The Gae Bolg- The spear of Cú Chulainn. If you wash it in a stream before use and throw it from the foot, it extends barbs down every blood vessel in the victim’s body. You don’t remove the spear from the corpse so much as clean the corpse off of the spear. Very nasty.
The Spear of Lugh- This thing is so bloodthirsty that if you don’t keep it immersed in a bath of blood while it’s not in use, it’ll burst into flame and consume the blood of everyone nearby. Fortunately, if you don’t have enough blood to fill a bathtub, poppy juice will do.

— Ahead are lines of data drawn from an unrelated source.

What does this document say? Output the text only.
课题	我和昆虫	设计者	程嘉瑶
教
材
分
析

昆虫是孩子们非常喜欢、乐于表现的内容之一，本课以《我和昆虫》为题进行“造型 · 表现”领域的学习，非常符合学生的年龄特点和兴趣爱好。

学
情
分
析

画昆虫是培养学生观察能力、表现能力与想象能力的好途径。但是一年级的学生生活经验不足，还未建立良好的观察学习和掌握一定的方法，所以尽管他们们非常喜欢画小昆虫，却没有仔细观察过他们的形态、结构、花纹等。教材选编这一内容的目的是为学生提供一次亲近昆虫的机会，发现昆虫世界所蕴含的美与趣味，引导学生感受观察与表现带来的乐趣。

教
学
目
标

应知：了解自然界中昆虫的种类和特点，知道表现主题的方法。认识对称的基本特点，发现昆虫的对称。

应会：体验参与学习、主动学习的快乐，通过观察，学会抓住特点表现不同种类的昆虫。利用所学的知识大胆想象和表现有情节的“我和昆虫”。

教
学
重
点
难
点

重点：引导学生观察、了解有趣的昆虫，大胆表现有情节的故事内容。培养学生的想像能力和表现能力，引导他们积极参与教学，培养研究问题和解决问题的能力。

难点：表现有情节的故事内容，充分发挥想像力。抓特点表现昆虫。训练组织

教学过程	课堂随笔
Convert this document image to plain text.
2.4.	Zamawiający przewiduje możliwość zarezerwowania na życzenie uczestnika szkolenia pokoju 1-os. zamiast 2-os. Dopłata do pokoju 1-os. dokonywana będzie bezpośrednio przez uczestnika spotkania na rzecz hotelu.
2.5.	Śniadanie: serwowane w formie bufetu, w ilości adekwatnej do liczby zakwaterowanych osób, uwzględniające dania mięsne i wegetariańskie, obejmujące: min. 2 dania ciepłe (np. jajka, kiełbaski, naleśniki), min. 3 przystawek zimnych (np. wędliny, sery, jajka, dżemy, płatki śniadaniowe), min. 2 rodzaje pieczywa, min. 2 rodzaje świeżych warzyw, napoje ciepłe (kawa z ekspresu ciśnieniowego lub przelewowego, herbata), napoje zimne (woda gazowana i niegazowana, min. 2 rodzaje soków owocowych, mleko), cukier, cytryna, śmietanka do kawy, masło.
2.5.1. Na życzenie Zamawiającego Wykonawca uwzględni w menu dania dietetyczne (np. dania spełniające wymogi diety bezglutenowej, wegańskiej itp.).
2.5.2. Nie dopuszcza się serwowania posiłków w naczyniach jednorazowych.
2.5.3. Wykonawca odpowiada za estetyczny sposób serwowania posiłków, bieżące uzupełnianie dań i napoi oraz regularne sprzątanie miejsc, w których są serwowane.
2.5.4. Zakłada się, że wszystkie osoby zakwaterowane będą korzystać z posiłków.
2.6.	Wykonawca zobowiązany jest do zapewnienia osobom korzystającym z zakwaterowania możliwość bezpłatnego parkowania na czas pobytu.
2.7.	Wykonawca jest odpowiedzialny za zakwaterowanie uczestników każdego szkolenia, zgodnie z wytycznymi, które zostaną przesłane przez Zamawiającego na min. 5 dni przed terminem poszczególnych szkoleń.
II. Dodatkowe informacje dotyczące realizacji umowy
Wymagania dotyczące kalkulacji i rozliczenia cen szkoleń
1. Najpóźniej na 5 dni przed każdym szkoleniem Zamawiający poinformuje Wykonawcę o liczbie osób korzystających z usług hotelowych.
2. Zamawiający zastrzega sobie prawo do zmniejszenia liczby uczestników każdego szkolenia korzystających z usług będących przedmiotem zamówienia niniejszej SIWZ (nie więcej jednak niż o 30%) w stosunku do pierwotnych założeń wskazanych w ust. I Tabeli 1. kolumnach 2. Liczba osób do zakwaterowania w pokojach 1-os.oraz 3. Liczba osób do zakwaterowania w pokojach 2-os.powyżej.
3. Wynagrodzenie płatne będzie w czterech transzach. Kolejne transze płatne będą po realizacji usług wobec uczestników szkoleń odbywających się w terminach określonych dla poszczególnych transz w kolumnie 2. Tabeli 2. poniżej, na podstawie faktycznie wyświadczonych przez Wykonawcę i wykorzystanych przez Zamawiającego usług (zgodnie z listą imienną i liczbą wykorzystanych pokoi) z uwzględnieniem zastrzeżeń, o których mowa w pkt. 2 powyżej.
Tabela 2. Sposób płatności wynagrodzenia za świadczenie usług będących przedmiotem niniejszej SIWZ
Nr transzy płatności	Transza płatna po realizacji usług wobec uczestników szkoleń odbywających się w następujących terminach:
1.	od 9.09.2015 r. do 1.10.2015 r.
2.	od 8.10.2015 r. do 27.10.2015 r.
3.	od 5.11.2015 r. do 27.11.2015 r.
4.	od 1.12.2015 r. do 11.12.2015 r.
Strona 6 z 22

Claíomh Solais, the Sword of Light- has seven edges. Emits blinding light.
Caladbolg- the sword of Fergus MacRoích. It leaves a rainbow trail when you swing it, and once lopped the tops of three mountains when Fergus missed a strike.
Fragarach, the Answerer- A sword that can cut through anything, inflict wounds that never heal, control the winds, and prevent people from lying when it’s pressed against their throat. That last one may not be a magic power per say.
Excalibur- You think you know it, but those basic boring Athurian Legends you’ve read don’t show off its best powers. In Welsh stories, this thing burns out the eyes of its wielder’s enemies, and cuts through anything that isn’t enchanted like a lightsaber.
If you know any others, feel free to add them!